The NFL and the NFL Players Association will receive equity in Dapper Labs as part of the deal. According to SBJ, the digital licensing revenue generated for the players' union by the deal will be second only to what it makes from EA Sports, maker of the popular "Madden" video games.
Dapper Labs often gets credit for reviving NFTs, the blockchain-based tokens that work as deeds of ownership to real or digital assets. Dapper was behind the first major NFT project—Ethereum-based digital collectibles CryptoKitties—but has since moved into sports trading cards. After launching NBA Top Shot in 2020, it has expanded to the WNBA and, more recently, Spanish football with a La Liga collaboration.
Earlier this month, it revealed it had raised $250 million in a funding round led by Coatue, with backing from Andreessen Horowitz and others; it's now valued at $7.6 billion—$5 billion more than it was after a March funding round.
While NBA Top Shot was a huge success by many metrics, the success of an NFL version may not be guaranteed despite the NFL's enormous audience size and revenue. The NBA, credited with being the most social-media savvy pro sports league, was perfectly-suited to digital trading cards catching on with its players and fans. Major League Baseball tried a crypto collectibles platform back in July 2018, MLB Crypto Collectibles, and it fell flat. Will NFL fans buy NFTs?

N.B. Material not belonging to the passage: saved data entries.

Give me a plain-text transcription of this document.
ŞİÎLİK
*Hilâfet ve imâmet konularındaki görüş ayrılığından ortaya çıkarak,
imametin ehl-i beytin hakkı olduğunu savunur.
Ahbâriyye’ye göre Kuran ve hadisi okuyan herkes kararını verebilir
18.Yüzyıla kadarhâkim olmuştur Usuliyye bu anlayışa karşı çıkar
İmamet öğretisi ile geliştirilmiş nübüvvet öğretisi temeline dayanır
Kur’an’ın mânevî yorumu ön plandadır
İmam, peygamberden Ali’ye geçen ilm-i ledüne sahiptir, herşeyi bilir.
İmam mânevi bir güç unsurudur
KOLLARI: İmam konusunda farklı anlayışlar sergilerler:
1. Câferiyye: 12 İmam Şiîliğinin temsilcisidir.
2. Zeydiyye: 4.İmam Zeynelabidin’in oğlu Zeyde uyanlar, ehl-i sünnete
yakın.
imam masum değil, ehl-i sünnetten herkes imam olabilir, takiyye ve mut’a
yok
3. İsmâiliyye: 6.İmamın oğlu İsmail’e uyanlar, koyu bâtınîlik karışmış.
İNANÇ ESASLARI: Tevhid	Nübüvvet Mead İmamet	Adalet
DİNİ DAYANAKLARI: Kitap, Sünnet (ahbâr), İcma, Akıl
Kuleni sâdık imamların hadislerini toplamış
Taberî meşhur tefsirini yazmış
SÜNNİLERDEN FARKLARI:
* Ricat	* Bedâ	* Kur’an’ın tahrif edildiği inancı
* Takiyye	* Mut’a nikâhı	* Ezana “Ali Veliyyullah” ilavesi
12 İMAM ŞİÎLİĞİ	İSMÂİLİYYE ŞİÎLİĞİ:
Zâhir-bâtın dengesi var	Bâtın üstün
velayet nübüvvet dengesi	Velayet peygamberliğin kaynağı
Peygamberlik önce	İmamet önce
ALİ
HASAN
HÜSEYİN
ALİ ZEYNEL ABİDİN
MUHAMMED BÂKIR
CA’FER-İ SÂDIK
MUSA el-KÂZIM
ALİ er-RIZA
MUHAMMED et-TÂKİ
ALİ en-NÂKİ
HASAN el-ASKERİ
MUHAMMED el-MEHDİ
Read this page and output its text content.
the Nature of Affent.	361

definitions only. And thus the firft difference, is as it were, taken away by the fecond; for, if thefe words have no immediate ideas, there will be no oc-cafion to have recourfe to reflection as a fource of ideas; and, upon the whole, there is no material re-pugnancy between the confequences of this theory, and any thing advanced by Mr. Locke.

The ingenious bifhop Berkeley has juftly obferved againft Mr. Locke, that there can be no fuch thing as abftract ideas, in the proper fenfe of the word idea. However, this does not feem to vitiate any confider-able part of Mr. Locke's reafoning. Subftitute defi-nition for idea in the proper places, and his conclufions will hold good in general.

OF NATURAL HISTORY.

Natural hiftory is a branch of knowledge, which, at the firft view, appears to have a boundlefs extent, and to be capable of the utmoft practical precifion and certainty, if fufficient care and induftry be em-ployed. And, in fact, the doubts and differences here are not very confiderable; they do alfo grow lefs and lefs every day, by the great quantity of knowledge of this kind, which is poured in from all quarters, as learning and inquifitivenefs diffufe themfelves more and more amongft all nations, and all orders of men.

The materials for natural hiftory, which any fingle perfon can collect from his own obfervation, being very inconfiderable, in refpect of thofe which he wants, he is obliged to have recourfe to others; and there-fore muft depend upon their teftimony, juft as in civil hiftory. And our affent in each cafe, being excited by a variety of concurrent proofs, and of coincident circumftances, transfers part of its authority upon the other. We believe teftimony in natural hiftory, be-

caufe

“When I think about the NBA vs the NFL, the NBA really blaze a trail in a lot of ways, and they’re willing to take some risks," Dapper Labs head of partnerships Caty Tedman told Decrypt on a panel in March. "If you think about the NFL, they don’t always do it first, but they try to do it best. So learning from the NBA is very much in their playbook. When we think about the kind of products that we would build with other partners, we think about customizing it for those fan bases. We can’t just slap NFL players on NBA Top Shot and make it work."